Find out your PQ Score

The answer starts with becoming aware of the impact you have on your team’s performance mindset, or what the Positive Intelligence methodology calls the PQ Score. The score measures the percentage of time within a day you or your team spend in positive feelings such as calm, focus, curiosity, creativity, empathy, sense of purpose rather than negative ones such as stress, frustration, fear of failure, anxiety, shame, guilt. This in turn can influence people’s performance levels, from the ability to identify solutions or make decisions on their own, to the level of engagement and speaking up during team meetings.


To give an example, if you have a low PQ score, when the team misses the results one quarter, you are more likely to send an email stating that the results are disappointing and you expect the team to do better. With a high PQ score, you might decide to schedule a team meeting to review the results and curiously find out together whether this is an exception or a trend that needs a quick turnaround plan.

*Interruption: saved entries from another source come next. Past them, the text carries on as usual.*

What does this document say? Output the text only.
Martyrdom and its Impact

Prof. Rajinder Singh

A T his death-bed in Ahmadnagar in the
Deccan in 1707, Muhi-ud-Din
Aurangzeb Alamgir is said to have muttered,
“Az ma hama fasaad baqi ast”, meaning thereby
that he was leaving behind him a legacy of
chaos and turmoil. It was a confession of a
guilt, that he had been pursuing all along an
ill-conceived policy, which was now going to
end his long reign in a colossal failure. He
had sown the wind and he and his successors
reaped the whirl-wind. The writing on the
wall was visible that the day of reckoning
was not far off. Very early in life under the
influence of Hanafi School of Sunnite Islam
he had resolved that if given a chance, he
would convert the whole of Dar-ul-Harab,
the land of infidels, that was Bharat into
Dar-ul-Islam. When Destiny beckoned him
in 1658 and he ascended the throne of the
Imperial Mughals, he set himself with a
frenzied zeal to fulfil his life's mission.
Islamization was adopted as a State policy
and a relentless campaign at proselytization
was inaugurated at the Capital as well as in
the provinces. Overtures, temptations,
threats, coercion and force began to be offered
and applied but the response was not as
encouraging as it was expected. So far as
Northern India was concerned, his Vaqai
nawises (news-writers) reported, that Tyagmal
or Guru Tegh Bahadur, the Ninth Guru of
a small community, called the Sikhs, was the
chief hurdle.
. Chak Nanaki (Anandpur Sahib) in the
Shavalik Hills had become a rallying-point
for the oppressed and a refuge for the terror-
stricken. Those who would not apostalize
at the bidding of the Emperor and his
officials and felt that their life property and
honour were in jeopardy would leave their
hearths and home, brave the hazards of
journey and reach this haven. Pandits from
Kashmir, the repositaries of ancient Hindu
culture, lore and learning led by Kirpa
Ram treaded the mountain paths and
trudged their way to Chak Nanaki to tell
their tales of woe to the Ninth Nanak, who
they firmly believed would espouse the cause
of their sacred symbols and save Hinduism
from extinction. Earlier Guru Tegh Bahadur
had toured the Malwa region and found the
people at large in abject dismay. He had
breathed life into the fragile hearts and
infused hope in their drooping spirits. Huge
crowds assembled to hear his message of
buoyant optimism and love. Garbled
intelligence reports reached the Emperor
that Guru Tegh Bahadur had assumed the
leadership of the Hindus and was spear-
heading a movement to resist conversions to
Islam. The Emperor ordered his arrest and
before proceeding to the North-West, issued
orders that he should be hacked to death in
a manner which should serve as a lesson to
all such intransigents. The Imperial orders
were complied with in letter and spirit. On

Extracted from the book Positive Intelligence: Why only 20% of teams and individuals achieve their true potential by Shirzad Chamine


Discover your automated behaviors

When I started to learn how to snowboard, for about one season I was unable to make turns, no matter how hard I tried. Eventually I realized that my lack of progress was due to my preservation instinct automatically kicking in and preventing me from taking the counter-intuitive action of leaning towards the slope instead of away from it. My automated behaviors were preventing me from moving to the next level of performance.


Similarly at work, we tend to carry out our tasks on auto-pilot or under pressure, from back-to-back meetings to answering emails, without finding the time to stop and ask ourselves why we are reacting in certain ways and whether our actions, thoughts and feelings help us and our teams perform better. The research on Positive Intelligence identified 10 ways, personified as Saboteurs and suggestively named Judge, Avoider, Controller, Hyper-Achiever, Hyper-Rational, Hyper-Vigilant, Pleaser, Restless, Stickler, Victim, in which our automated ways of doing things can undermine our performance and ability to drive team engagement and improve results. You can find out your predominant ones by taking the free assessment here.

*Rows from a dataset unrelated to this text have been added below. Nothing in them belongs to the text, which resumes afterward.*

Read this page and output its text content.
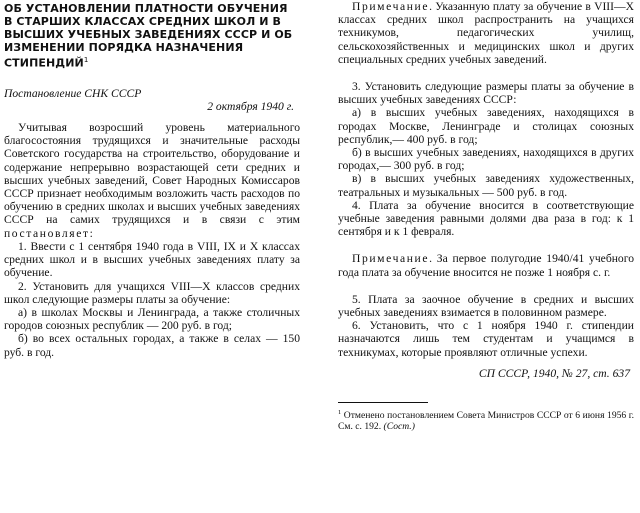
ОБ УСТАНОВЛЕНИИ ПЛАТНОСТИ ОБУЧЕНИЯ В СТАРШИХ КЛАССАХ СРЕДНИХ ШКОЛ И В ВЫСШИХ УЧЕБНЫХ ЗАВЕДЕНИЯХ СССР И ОБ ИЗМЕНЕНИИ ПОРЯДКА НАЗНАЧЕНИЯ СТИПЕНДИЙ$^1$

Постановление СНК СССР

2 октября 1940 г.

Учитывая возросший уровень материального благосостояния трудящихся и значительные расходы Советского государства на строительство, оборудование и содержание непрерывно возрастающей сети средних и высших учебных заведений, Совет Народных Комиссаров СССР признает необходимым возложить часть расходов по обучению в средних школах и высших учебных заведениях СССР на самих трудящихся и в связи с этим постановляет:

1. Ввести с 1 сентября 1940 года в VIII, IX и X классах средних школ и в высших учебных заведениях плату за обучение.

2. Установить для учащихся VIII—X классов средних школ следующие размеры платы за обучение:

а) в школах Москвы и Ленинграда, а также столичных городов союзных республик — 200 руб. в год;

б) во всех остальных городах, а также в селах — 150 руб. в год.

Примечание. Указанную плату за обучение в VIII—X классах средних школ распространить на учащихся техникумов, педагогических училищ, сельскохозяйственных и медицинских школ и других специальных средних учебных заведений.

3. Установить следующие размеры платы за обучение в высших учебных заведениях СССР:

а) в высших учебных заведениях, находящихся в городах Москве, Ленинграде и столицах союзных республик,— 400 руб. в год;

б) в высших учебных заведениях, находящихся в других городах,— 300 руб. в год;

в) в высших учебных заведениях художественных, театральных и музыкальных — 500 руб. в год.

4. Плата за обучение вносится в соответствующие учебные заведения равными долями два раза в год: к 1 сентября и к 1 февраля.

Примечание. За первое полугодие 1940/41 учебного года плата за обучение вносится не позже 1 ноября с. г.

5. Плата за заочное обучение в средних и высших учебных заведениях взимается в половинном размере.

6. Установить, что с 1 ноября 1940 г. стипендии назначаются лишь тем студентам и учащимся в техникумах, которые проявляют отличные успехи.

СП СССР, 1940, № 27, ст. 637

$^1$ Отменено постановлением Совета Министров СССР от 6 июня 1956 г. См. с. 192. (Сост.)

For example, if your score in the saboteur assessment test is high for Pleaser, as a manager you might notice that this automated behavior and thinking pattern makes it difficult for you to give constructive feedback to your team or be explicit in your expectations from them. While making you popular in the short run, your people will never know what to improve on or what you expect from them in order to succeed in their role. Someone with a high Pleaser score can also have a hard time refusing additional projects or tasks for fear of not being liked by managers, colleagues or peers, which has the risk of burnout in the long term.

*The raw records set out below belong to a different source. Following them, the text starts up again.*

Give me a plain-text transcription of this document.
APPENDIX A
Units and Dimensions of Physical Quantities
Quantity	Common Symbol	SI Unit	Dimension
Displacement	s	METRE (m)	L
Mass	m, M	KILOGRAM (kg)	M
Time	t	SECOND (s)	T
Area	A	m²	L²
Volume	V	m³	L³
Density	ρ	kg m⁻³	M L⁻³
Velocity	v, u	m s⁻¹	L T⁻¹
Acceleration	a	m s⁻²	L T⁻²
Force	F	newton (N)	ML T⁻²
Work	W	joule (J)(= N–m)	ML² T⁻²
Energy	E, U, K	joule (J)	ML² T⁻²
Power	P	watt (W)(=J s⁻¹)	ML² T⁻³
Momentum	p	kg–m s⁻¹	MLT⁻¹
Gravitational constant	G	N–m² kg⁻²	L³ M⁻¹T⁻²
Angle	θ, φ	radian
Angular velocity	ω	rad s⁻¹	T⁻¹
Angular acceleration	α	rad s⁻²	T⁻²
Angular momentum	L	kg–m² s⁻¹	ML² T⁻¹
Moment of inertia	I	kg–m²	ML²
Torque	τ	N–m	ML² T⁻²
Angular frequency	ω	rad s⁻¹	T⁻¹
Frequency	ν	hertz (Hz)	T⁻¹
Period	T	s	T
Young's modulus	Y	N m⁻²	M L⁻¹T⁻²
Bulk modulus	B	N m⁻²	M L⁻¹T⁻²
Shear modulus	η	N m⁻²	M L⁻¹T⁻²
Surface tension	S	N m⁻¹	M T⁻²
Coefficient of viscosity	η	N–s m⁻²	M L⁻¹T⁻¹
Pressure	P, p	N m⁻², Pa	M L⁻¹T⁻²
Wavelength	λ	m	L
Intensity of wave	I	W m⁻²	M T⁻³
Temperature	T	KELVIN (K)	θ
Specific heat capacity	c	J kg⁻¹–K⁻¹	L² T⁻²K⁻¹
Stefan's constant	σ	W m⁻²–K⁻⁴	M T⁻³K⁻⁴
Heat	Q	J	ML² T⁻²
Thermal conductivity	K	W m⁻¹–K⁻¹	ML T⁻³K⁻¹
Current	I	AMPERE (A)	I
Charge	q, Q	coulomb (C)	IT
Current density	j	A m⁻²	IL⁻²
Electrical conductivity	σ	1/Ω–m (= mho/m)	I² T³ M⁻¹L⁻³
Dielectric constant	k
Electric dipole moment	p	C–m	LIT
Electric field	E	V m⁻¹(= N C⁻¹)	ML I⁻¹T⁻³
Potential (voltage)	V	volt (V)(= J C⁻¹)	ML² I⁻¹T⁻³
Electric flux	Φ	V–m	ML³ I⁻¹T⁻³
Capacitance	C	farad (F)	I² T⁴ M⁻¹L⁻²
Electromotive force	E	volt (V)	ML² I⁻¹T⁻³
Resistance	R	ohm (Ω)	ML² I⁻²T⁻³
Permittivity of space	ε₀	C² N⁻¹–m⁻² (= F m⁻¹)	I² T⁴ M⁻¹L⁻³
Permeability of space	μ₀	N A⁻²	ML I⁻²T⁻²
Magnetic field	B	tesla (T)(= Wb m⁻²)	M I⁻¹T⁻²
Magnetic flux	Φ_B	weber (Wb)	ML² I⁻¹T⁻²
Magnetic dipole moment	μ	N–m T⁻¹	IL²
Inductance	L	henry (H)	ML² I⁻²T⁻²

If you score high for Controller, it is very likely that you feel the need to drive actions yourself rather than delegate. Even if you delegate some tasks, you might have a tendency to micro manage and expect them to be carried out in a certain way. While this might help you be in control and manage critical situations to generate results in the short run, it is most likely at the expense of your team’s motivation, engagement and self-confidence. In time you will notice spending a lot of your day telling people what to do and replacing the ones who leave.


Draw your own conclusions

Take some time to contemplate on the results of the two tests. Which findings or comments resonate most with you? What intrigues you about the automated patterns highlighted above and what is your view on the impact they have on your and others’ performance? And most of all, how comfortable are you to continue managing your team the same way while expecting better results?